Elevators are only required in high buildings, as defined in Subsection 3.2.6 of NBC, and select care and treatment major occupancies. However, elevators tend to be the preferred option when providing a barrier-free path of travel between floor levels.
This path of travel is the basis of a design; it is what allows people to manoeuvre into, throughout, and out of a building. Building codes require the path of travel to be between 920 and 1100 mm (36 to 43 in.) wide, whereas accessibility standards and guidelines suggest it should be 1500 mm (59 in.) wide or more (Figure 2). Figure 3 indicates various widths of barrier-free paths of travel.
For best practice, all barrier-free paths of travel should take into consideration a minimum 1500- to 1800-mm (59-to 71-in.) width if the level of building traffic is anticipated to be high.
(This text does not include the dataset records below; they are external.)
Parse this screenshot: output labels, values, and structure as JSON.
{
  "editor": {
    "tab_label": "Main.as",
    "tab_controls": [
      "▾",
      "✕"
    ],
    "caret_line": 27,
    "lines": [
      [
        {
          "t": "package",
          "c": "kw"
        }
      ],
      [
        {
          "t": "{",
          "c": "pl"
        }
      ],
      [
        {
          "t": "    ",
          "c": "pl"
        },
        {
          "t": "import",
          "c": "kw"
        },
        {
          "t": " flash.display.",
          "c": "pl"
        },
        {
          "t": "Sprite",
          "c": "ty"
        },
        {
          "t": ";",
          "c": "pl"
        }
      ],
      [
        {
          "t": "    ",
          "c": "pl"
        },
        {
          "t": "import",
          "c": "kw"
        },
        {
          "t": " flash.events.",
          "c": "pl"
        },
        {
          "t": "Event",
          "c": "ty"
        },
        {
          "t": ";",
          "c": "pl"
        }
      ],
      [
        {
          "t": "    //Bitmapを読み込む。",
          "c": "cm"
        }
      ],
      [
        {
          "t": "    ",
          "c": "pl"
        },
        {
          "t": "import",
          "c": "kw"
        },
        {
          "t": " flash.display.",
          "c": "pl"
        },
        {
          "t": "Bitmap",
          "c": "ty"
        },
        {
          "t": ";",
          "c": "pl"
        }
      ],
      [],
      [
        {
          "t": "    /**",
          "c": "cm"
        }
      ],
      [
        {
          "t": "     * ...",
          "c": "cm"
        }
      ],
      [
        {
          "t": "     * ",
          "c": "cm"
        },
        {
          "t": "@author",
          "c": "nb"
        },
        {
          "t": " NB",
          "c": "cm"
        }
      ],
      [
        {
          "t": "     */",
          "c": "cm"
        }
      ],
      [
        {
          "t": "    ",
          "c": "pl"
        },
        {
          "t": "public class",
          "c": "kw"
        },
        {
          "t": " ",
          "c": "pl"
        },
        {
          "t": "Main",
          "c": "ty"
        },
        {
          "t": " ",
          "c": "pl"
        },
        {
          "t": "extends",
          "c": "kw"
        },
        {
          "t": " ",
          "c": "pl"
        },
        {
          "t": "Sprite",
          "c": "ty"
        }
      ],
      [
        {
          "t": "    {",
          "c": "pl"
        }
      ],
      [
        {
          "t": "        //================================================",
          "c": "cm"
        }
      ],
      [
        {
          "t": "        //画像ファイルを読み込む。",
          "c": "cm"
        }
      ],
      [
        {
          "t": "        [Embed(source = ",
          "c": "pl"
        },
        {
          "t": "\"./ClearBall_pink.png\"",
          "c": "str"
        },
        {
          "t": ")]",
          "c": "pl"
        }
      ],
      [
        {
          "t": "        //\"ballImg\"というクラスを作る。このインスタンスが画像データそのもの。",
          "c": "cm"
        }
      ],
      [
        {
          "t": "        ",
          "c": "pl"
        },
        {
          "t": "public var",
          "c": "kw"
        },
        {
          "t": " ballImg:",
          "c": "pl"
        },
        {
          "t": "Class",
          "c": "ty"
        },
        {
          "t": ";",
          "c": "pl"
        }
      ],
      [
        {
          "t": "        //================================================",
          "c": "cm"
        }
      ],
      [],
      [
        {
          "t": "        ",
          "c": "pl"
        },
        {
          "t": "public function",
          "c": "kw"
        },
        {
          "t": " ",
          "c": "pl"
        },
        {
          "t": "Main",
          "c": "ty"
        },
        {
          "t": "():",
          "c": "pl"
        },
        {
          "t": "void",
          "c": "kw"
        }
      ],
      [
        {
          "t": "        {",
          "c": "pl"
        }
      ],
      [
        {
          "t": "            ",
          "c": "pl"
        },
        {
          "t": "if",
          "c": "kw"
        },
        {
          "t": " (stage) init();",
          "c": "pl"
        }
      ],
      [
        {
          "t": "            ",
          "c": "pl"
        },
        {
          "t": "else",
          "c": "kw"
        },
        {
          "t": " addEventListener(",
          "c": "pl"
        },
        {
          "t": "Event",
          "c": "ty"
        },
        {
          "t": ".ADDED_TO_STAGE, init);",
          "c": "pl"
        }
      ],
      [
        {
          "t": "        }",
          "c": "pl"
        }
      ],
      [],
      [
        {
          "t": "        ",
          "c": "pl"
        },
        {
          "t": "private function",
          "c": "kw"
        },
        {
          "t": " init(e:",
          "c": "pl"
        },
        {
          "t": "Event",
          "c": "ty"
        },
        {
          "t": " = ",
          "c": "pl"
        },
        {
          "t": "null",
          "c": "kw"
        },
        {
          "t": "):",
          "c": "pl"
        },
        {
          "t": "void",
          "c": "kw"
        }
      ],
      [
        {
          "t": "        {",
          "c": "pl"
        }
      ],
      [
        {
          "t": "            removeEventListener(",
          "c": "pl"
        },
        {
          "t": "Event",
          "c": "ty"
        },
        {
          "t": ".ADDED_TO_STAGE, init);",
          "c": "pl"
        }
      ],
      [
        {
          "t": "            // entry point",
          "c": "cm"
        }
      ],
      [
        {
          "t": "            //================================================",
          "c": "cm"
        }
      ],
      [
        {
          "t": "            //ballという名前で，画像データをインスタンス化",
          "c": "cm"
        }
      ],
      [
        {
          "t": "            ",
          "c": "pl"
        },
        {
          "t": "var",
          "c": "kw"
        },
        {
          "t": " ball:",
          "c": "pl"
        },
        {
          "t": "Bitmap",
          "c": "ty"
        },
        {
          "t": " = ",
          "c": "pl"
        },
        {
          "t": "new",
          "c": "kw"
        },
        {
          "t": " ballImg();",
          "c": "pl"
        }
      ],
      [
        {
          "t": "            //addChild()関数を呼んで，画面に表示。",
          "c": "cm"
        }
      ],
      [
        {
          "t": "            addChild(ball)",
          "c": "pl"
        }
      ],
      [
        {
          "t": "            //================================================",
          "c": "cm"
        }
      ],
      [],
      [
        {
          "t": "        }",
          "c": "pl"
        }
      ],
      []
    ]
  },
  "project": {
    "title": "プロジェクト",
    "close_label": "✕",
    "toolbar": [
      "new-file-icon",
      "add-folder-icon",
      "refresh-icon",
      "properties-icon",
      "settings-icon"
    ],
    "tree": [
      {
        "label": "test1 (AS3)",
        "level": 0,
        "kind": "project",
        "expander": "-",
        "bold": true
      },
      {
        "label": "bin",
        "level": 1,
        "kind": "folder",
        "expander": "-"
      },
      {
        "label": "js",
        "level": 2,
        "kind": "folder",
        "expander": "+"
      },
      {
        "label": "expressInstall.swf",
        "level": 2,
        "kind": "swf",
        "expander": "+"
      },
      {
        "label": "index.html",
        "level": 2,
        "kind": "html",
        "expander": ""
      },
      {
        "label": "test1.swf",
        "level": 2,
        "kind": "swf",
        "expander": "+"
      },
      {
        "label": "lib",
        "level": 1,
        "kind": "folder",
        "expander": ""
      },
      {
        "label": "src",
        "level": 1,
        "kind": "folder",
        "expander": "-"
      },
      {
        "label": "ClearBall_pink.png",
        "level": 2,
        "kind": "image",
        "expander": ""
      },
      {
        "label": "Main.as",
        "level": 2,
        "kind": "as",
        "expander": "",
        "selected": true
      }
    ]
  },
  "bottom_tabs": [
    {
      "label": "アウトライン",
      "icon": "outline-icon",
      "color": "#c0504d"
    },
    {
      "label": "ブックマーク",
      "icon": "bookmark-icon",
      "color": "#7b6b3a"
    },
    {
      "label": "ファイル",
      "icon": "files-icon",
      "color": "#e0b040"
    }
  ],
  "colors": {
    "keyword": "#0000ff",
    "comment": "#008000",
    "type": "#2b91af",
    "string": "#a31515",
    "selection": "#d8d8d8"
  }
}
A ‘high-traffic area’ could be defined as a floor area with an occupant load of more than 200 people; for example, a rapid-transit station, or a concourse serving multi-level interconnected office buildings.
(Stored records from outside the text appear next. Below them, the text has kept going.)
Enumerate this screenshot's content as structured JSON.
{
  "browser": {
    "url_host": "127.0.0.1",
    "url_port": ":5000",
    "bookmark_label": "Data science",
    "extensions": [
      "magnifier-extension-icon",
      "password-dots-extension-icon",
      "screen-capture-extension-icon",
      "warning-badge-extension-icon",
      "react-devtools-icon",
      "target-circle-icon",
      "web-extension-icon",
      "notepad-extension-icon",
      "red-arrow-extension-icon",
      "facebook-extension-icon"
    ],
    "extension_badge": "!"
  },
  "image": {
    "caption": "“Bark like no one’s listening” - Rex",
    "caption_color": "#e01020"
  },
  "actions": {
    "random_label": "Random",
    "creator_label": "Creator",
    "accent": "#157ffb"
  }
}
Best practice would be installing directional tactile indicators (e.g. colour-contrasting floor or ground material with raised linear bars) along a barrier-free path of travel to help individuals with low to no vision find key building components such as information desks, elevators, stairs, and rooms. One may also use colour-contrasting floor materials to differentiate seating or waiting areas from the main barrier-free path of travel.
Headroom clearances and projections
A cane-detectable barrier or guard must be provided within 680 mm (27 in.) above the finished floor (AFF) to help individuals with low to no vision navigate around potential hazards. Hazardous areas may include those where:
- the headroom clearance is reduced to less than 1980 mm (78 in.); or
- there is a projection into the path of travel exceeding 100 mm (4 in.).
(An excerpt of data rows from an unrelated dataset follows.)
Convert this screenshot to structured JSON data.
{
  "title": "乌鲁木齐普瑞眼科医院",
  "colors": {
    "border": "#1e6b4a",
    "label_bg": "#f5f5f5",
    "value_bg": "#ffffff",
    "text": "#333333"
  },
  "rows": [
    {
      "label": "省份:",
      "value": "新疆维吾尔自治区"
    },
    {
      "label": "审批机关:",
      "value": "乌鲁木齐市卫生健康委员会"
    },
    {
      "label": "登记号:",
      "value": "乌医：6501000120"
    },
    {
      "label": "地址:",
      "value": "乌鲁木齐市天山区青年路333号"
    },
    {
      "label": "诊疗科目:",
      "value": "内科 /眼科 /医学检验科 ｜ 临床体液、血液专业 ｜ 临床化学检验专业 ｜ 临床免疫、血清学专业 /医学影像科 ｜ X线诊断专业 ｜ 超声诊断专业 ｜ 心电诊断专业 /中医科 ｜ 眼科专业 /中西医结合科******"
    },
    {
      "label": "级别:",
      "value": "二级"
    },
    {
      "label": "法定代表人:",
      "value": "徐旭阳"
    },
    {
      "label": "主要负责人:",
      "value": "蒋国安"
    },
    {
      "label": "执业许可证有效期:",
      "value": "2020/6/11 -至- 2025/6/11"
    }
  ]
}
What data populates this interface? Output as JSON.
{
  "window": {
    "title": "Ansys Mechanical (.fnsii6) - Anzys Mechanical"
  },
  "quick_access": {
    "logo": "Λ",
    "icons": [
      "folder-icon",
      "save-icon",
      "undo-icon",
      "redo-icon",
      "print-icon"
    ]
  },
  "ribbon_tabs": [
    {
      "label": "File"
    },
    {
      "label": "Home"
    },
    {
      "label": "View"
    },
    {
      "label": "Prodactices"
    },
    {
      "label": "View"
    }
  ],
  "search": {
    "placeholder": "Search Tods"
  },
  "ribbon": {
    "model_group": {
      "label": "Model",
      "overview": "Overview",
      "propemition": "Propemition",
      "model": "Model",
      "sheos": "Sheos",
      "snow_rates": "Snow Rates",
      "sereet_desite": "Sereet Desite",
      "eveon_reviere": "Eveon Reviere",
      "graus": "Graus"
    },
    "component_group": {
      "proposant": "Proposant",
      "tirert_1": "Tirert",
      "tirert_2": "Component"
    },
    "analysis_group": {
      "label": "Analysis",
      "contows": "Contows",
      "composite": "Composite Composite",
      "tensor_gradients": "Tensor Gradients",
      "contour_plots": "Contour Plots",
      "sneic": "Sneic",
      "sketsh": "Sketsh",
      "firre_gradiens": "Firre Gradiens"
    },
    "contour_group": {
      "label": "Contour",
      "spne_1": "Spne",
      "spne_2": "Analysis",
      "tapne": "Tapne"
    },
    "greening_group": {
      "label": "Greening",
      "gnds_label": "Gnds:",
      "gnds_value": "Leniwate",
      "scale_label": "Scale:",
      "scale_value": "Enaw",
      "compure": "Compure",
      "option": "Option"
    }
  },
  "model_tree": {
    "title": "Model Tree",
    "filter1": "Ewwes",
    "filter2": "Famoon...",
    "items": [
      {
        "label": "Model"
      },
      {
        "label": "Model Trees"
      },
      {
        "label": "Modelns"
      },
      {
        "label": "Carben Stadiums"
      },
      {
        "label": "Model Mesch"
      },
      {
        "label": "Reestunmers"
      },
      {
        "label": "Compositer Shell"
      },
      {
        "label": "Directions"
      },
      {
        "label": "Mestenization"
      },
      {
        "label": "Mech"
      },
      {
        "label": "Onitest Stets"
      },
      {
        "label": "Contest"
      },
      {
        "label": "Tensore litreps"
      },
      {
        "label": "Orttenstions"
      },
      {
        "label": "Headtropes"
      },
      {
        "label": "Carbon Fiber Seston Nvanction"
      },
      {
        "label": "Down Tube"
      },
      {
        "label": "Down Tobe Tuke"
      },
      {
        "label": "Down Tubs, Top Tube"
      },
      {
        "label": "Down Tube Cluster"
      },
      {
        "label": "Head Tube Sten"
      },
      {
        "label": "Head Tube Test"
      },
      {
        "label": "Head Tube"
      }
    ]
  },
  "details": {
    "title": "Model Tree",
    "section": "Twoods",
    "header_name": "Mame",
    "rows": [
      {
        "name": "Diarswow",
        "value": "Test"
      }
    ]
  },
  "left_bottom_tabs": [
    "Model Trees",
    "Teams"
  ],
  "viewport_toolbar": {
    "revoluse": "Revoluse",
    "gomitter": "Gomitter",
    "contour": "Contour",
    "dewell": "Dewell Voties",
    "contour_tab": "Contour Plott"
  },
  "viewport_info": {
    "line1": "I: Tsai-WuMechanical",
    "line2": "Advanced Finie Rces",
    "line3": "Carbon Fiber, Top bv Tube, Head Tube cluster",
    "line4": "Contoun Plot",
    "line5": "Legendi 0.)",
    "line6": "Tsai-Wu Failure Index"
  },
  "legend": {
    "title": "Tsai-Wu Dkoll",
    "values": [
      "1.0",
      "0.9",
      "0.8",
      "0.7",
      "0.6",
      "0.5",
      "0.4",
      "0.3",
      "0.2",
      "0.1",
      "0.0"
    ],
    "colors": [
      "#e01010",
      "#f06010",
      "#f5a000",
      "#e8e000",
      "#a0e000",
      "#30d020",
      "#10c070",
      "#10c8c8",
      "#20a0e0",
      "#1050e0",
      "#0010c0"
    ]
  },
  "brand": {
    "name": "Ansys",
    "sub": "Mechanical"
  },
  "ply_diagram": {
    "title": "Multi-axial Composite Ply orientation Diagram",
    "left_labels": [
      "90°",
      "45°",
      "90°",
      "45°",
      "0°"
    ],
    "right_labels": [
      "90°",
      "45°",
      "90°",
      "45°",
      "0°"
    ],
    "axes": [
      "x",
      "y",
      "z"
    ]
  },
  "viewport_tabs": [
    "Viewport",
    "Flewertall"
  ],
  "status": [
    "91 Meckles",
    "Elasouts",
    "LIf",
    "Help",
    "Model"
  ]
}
For more esthetically pleasing cane-detectable barrier options, it is possible to use furniture or planters.
A barrier-free path of travel must typically incorporate unobstructed floor areas (lay-by spaces) at 30-m (98-ft) intervals, with the intent to permit wheelchair users to pass one another and/or provide a resting opportunity outside the required barrier-free path of travel (Figures 4 and 5).
Lay-by spaces can be increased in size to accommodate resting areas with seating (e.g. bench-style seat with at least one armrest). A bench-style seat is capable of accommodating people of all sizes, and can further accommodate a wheelchair side transfer. The provision of an armrest also assists individuals in sitting and standing.
Tactile attention indicators
Some building codes will require tactile attention indicators (TAIs)—colour-contrasting floor/ground material with raised truncated domes—to be installed to identify changes in elevation, tops of stair landings, and places where vehicular pathways are at the same level as a barrier-free path of travel. TAIs are required to be of a certain depth (typically 300 to 610 mm [12 to 24 in.] or greater), and must extend the entire length of the hazard (e.g. full width of a stair). It is best practice to install them at the tops of ramp landings and curb ramps. Figure 6 provides an example of TAIs at the tops of stair landings.